Katliamdan sonra etrafa bırakılan bildirilerle Alevî-Sünni çatışmasının başladığı görüntüsü vermeye çalışıldığı tespitinde bulunan komisyon, katliamın görünürdeki sebebinin Sivas'ta yaşanan olayların misillemesi olduğunu kaydediyor. Olayın asıl nedenleri ise şöyle sıralanıyor: "Sünni-Alevî çatışmasından siyasî bir kaos ortamı oluşturmak, bir kardeş kavgası, bir iç çatışmadan çeşitli cephelerin açılacağı bir yaygın ateş hattı oluşturmak, bölge halkını göçe zorlayarak sosyal çalkantıların doğmasına zemin hazırlamak."
MADIMAK VE BAŞBAĞLAR AYNI TEZGÂHTA PLANLANDI
Zaman'da yer alan habere göre Doğu ve Güneydoğu Anadolu Bölgelerinde Meydana Gelen Olayları Araştırma Komisyonu Başkanı İsmail Köse, Madımak ve Başbağlar'ın aynı tezgâhta planlandığını söylüyor. Başbağlar'da Madımak'ın intikamının alındığı görüntüsü verilse de iki olayın birlikte tertip edildiğini vurgulayan Köse, "Sivas ve Erzincan'dan üç ay sonra Erzurum Yavi'de meydana gelen katliam da yine aynı program dâhilinde ortaya konuldu. Madımak olaylarından sonra bölgede böyle bir saldırının meydana geleceği göz önünde bulundurulmalıydı." diyor.

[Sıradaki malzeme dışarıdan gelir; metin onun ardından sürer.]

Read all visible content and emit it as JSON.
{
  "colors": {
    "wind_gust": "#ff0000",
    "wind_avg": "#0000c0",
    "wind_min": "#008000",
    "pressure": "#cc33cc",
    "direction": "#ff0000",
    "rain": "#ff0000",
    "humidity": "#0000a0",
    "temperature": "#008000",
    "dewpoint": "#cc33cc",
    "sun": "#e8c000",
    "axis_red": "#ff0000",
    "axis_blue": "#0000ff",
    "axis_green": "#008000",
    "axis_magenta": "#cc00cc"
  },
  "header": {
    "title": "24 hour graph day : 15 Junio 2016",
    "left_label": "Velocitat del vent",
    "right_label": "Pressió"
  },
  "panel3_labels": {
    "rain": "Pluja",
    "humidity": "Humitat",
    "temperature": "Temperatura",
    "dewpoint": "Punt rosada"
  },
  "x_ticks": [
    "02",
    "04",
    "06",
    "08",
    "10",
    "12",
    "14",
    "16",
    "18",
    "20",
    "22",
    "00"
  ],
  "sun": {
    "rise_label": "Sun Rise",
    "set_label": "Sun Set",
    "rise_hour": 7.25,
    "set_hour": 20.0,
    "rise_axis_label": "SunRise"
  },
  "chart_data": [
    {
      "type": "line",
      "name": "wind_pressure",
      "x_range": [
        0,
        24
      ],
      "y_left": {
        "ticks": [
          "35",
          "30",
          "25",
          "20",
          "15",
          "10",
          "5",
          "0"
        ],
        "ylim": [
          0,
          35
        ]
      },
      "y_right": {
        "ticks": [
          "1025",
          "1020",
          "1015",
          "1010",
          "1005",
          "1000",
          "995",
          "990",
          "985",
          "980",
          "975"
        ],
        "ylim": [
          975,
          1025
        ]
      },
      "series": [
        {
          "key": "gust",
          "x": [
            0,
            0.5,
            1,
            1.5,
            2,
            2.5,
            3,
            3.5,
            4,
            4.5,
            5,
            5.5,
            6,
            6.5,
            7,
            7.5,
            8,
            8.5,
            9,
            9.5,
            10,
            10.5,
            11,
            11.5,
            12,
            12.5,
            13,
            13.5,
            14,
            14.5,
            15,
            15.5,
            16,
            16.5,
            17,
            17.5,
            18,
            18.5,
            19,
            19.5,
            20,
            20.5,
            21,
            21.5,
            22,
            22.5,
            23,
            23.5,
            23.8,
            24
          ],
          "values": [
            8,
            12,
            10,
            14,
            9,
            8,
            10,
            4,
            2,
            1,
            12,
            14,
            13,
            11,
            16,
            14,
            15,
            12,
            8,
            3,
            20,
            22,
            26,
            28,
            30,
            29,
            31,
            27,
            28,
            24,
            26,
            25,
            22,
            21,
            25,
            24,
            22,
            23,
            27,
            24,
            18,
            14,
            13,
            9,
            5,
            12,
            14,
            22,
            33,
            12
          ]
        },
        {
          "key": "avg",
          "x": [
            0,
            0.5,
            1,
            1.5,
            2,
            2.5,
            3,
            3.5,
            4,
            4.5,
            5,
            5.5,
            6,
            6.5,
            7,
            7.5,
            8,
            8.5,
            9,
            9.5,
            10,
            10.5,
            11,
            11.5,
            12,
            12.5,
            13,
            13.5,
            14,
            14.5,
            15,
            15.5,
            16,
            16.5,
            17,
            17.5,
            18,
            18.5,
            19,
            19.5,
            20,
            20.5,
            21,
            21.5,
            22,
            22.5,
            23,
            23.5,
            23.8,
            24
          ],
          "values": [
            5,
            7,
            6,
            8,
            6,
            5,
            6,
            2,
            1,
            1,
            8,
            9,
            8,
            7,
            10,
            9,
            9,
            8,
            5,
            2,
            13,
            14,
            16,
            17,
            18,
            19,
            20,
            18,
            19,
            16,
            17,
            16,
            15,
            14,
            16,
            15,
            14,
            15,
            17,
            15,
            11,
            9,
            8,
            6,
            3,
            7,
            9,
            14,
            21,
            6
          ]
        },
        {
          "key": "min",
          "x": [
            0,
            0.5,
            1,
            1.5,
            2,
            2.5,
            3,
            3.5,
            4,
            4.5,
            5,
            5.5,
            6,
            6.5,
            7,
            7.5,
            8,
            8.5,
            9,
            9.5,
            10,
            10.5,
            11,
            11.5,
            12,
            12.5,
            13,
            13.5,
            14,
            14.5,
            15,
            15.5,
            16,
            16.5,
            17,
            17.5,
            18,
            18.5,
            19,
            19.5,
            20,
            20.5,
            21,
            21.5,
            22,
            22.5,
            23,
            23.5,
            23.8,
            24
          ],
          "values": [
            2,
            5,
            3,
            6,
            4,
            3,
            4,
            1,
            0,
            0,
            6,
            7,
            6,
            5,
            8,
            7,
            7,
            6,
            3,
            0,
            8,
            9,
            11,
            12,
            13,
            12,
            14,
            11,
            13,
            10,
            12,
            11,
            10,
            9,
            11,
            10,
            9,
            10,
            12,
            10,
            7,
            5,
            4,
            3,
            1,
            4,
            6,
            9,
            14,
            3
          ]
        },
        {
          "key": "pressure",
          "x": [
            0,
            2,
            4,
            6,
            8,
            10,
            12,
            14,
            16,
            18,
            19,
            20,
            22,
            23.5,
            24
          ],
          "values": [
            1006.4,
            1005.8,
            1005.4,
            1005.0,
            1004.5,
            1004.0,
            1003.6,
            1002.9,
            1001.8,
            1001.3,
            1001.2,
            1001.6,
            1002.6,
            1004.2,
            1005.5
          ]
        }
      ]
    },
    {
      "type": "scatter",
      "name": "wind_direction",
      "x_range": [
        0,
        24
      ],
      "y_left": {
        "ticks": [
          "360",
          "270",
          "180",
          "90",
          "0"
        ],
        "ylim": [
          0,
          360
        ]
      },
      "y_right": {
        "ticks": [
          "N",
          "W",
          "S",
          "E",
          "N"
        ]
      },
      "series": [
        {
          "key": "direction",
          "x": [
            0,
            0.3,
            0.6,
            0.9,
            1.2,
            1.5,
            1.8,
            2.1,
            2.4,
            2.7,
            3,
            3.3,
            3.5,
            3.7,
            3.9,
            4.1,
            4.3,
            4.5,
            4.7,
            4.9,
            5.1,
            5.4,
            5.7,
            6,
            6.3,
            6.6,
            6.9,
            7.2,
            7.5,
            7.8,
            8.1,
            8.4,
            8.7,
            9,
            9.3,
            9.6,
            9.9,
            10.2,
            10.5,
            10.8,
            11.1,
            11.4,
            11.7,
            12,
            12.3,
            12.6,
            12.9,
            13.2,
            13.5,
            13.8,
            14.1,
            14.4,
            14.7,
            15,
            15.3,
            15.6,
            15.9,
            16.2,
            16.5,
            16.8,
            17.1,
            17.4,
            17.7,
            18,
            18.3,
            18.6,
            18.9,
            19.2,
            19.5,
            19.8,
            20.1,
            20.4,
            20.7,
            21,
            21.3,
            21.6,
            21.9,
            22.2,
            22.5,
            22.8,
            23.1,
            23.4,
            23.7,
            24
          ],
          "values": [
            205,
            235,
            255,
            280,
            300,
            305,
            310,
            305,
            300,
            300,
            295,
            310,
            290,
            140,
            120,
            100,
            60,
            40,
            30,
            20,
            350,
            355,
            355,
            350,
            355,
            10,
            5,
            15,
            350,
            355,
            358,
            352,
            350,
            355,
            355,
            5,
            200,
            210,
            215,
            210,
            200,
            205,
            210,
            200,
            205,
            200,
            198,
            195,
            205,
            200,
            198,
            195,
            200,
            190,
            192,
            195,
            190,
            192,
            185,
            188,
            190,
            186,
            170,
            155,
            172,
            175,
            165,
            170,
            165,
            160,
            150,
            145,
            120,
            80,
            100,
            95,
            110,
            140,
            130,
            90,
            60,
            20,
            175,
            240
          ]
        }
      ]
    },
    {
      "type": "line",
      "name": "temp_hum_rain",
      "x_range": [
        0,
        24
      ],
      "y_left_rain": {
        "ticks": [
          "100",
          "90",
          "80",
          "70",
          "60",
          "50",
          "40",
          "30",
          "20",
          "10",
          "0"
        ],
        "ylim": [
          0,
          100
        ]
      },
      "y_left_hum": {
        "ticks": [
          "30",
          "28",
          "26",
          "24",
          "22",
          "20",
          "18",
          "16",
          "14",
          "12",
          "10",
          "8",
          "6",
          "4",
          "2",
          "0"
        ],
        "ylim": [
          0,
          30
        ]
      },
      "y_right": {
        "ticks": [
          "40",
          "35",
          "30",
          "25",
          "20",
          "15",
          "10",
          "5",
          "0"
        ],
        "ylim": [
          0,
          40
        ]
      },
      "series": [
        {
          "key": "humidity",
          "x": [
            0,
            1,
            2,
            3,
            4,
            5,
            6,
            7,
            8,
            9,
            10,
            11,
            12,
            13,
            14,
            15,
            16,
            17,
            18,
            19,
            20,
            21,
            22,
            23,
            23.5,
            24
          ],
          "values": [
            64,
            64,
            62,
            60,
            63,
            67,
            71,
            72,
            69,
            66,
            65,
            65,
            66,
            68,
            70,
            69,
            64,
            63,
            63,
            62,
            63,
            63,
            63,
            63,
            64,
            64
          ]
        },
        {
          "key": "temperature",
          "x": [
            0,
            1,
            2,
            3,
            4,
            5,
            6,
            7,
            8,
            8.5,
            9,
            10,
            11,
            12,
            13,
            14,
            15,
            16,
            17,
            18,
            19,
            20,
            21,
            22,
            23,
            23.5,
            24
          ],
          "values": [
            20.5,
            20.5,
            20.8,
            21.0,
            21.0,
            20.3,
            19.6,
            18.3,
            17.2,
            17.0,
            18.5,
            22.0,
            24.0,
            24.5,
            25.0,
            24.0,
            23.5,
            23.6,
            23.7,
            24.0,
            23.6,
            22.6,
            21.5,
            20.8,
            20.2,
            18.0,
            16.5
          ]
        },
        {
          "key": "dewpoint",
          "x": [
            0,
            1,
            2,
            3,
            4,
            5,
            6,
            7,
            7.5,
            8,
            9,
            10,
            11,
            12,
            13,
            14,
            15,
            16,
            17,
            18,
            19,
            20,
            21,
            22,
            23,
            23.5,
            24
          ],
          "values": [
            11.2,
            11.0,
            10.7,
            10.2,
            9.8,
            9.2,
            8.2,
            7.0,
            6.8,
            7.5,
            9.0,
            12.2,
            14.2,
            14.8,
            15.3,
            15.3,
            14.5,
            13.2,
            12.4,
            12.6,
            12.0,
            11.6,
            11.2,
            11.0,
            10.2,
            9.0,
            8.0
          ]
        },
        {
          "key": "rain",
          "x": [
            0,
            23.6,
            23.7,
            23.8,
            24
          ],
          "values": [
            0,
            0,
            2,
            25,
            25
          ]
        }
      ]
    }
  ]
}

Başbağlar katliamının ardından gözaltına alınan 16 kişi serbest bırakıldı. Ancak bu karara Erzincan Devlet Güvenlik Mahkemesi itiraz etti. DGM yargıçları tarafından oluşturulan kurul, 4 saatlik bir toplantının ardından şüphelileri serbest bıraktı. Dava daha sonra İzmir DGM'ye gönderildi. 1998'de çıkan kararda iki sanık terör örgütü üyeliğinden hapse mahkûm edilirken diğerleri serbest bırakıldı.